It is easy to think that fast loans or short term loans are a bad thing to get because we often hear in the press about how expensive they are. However, if you compare them to some other types of lending, you will see that they may not be as bad as they seem. In this article they are compared to overdrafts.
A fast loan is a short term loan. They are available from specialist lenders and they tend to be available to everyone, including those with poor credit records. They can be arranged very quickly as there is no credit check at the point of application and therefore are often used in an emergency by borrowers who cannot get alternative loans. A lender will carry out checks if you accept a loan offer. Borrowers tend to be offered fairly small amounts of money and pay it back in a short time.
Representative Example: £400 borrowed for 90 days.
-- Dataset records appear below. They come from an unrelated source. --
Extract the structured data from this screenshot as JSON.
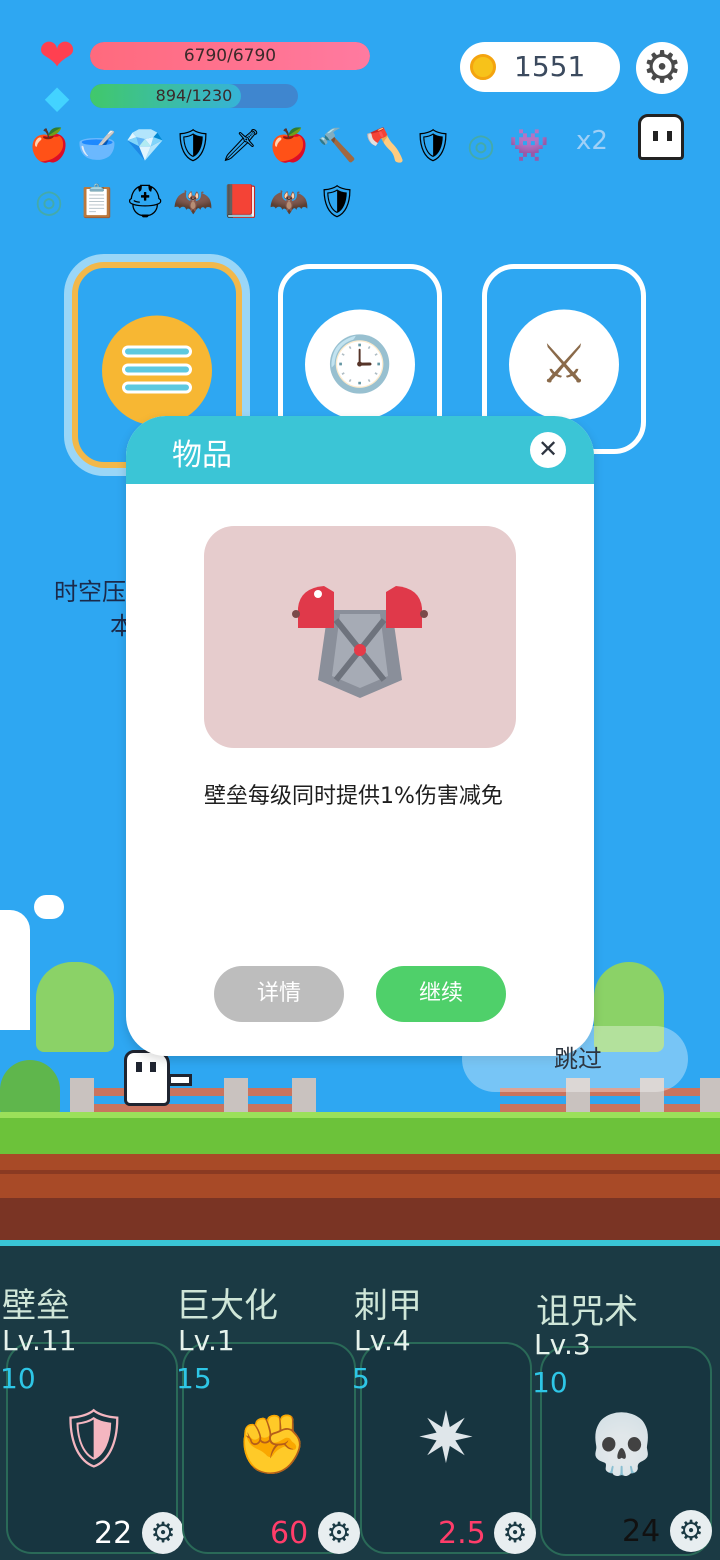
{
  "hud": {
    "hp": {
      "icon": "heart-icon",
      "text": "6790/6790",
      "fraction": 1.0,
      "glyph": "❤"
    },
    "mp": {
      "icon": "diamond-icon",
      "text": "894/1230",
      "fraction": 0.727,
      "glyph": "◆"
    },
    "coins": {
      "icon": "coin-icon",
      "value": "1551"
    },
    "settings": {
      "icon": "gear-icon",
      "glyph": "⚙"
    },
    "ghost": {
      "icon": "ghost-icon"
    }
  },
  "items_row1": [
    {
      "icon": "apple-icon",
      "glyph": "🍎"
    },
    {
      "icon": "mortar-icon",
      "glyph": "🥣"
    },
    {
      "icon": "diamond-icon",
      "glyph": "💎"
    },
    {
      "icon": "armor-icon",
      "glyph": "🛡"
    },
    {
      "icon": "sword-icon",
      "glyph": "🗡"
    },
    {
      "icon": "apple-icon",
      "glyph": "🍎"
    },
    {
      "icon": "hammer-icon",
      "glyph": "🔨"
    },
    {
      "icon": "axe-icon",
      "glyph": "🪓"
    },
    {
      "icon": "armor-icon",
      "glyph": "🛡"
    },
    {
      "icon": "ring-icon",
      "glyph": "◎"
    },
    {
      "icon": "slime-icon",
      "glyph": "👾"
    }
  ],
  "items_multiplier": "x2",
  "items_row2": [
    {
      "icon": "ring-icon",
      "glyph": "◎"
    },
    {
      "icon": "list-icon",
      "glyph": "📋"
    },
    {
      "icon": "helmet-icon",
      "glyph": "⛑"
    },
    {
      "icon": "bat-icon",
      "glyph": "🦇"
    },
    {
      "icon": "skull-book-icon",
      "glyph": "📕"
    },
    {
      "icon": "bat-icon",
      "glyph": "🦇"
    },
    {
      "icon": "armor-icon",
      "glyph": "🛡"
    }
  ],
  "cards": [
    {
      "icon": "list-refresh-icon",
      "selected": true
    },
    {
      "icon": "gauge-icon",
      "glyph": "🕒",
      "selected": false
    },
    {
      "icon": "crossed-swords-icon",
      "glyph": "⚔",
      "selected": false
    }
  ],
  "behind_text": {
    "line1": "时空压",
    "line2": "本"
  },
  "dialog": {
    "title": "物品",
    "close_glyph": "✕",
    "item_icon": "armor-icon",
    "description": "壁垒每级同时提供1%伤害减免",
    "details_label": "详情",
    "continue_label": "继续"
  },
  "skip_label": "跳过",
  "skills": [
    {
      "name": "壁垒",
      "level": "Lv.11",
      "cost": "10",
      "icon": "armor-icon",
      "glyph": "🛡",
      "value": "22",
      "value_color": "#ffffff"
    },
    {
      "name": "巨大化",
      "level": "Lv.1",
      "cost": "15",
      "icon": "fist-icon",
      "glyph": "✊",
      "value": "60",
      "value_color": "#ff3d6a"
    },
    {
      "name": "刺甲",
      "level": "Lv.4",
      "cost": "5",
      "icon": "spiked-mace-icon",
      "glyph": "✷",
      "value": "2.5",
      "value_color": "#ff3d6a"
    },
    {
      "name": "诅咒术",
      "level": "Lv.3",
      "cost": "10",
      "icon": "skull-icon",
      "glyph": "💀",
      "value": "24",
      "value_color": "#111111"
    }
  ]
}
Total amount repayable is £561.92 in 3 monthly instalments of £187.31. Interest charged is £161.92, interest rate 161.9% (variable). Representative 305.9% APR. We are a broker not a lender. We don't charge fees. We don't sell your personal information.
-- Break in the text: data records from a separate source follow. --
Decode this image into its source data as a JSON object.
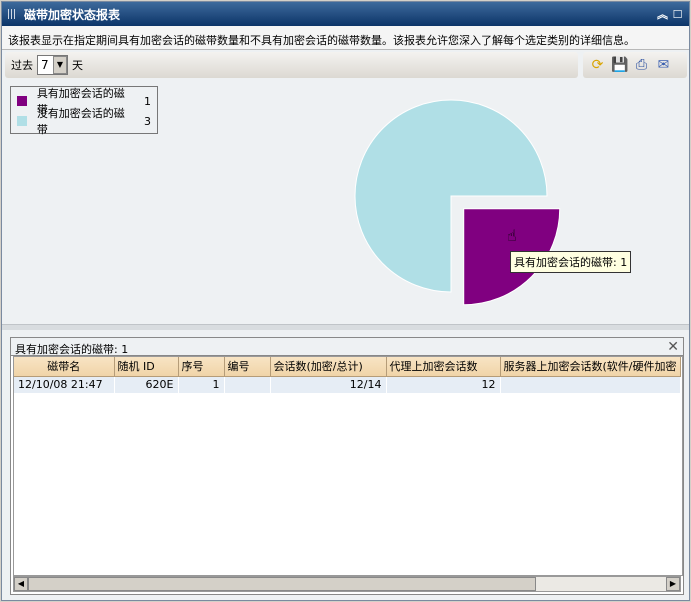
{
  "window": {
    "title": "磁带加密状态报表",
    "collapse_icon": "double-chevron-up-icon",
    "maximize_icon": "square-icon"
  },
  "description": "该报表显示在指定期间具有加密会话的磁带数量和不具有加密会话的磁带数量。该报表允许您深入了解每个选定类别的详细信息。",
  "toolbar": {
    "prefix": "过去",
    "days_value": "7",
    "suffix": "天",
    "icons": [
      "refresh-icon",
      "save-icon",
      "print-icon",
      "email-icon"
    ]
  },
  "chart_data": {
    "type": "pie",
    "series": [
      {
        "name": "具有加密会话的磁带",
        "value": 1,
        "color": "#800080",
        "exploded": true
      },
      {
        "name": "没有加密会话的磁带",
        "value": 3,
        "color": "#b0dfe6"
      }
    ],
    "legend": "top-left",
    "tooltip": "具有加密会话的磁带: 1"
  },
  "detail": {
    "title": "具有加密会话的磁带: 1",
    "columns": [
      "磁带名",
      "随机 ID",
      "序号",
      "编号",
      "会话数(加密/总计)",
      "代理上加密会话数",
      "服务器上加密会话数(软件/硬件加密"
    ],
    "rows": [
      [
        "12/10/08 21:47",
        "620E",
        "1",
        "",
        "12/14",
        "12",
        ""
      ]
    ]
  }
}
An overdraft is often offered together with a current account. The amount offered will depend on the bank and the credit rating of the customer. You will be able to borrow up to the limit that they offer and you will be charged interest and possibly a fee as well. If you borrow more than you are offered you will be charged a higher fee. You can repay whenever you like but as soon as money goes into the current account it will automatically be used to pay off the debt.
There are big differences between the types of loans and it is worth noting them so that you can decide whether one or the other will be better for your needs.
The cost of the two types of loans will vary depending on the lender. It is therefore always worth trying to find the cheapest lender if you can. For the overdraft, you will probably find a comparison website might allow you to compare different banks and with fast loans you can go to Omacl where you will be able to compare lenders and see which is the cheapest.
All loans are more expensive if you borrow the money for longer. With a short term loan, you will have a repayment plan and will have to pay by a certain date. With an overdraft there is no repayment plan and so the loan can last a long time and therefore could more costly in real terms, even if the interest rate is lower. It is also worth noting that if you have an unauthorised overdraft costs are higher and they can have an equivalent interest rate (taking fees and charges into account as well) which is higher than a short term loan.
You will only be able to get an overdraft if your bank offers you one. You may want to try different banks to see if you can get one, but if you have a poor credit record then you could find that you will not be offered an overdraft with any account. However, a fast loan will be available for everyone because they do no credit check and this means that they are available for almost everyone. They tend to have a few rules, such as only lending to over 18’s and those that have an income but this means that most people that apply will get a loan.
The repayment terms on a short term loan will mean that you have to either pay it back in a lump sum when you next get paid or in some instalments. You will have to keep making repayments until it is all repaid and you will not be able to borrow more money online until it is repaid. With an overdraft any money that you put into your current account will be used to repay the debt until it is all paid off. This means that you will not know, for sure, when it will all be paid off and therefore you could have the loan hanging round for a while. It does help a lot to know when the loan will have to be repaid as it encourages you to repay it earlier and therefore save money. If you find borrowing stressful, having it paid off more quickly will also help you to get rid of that stress more quickly.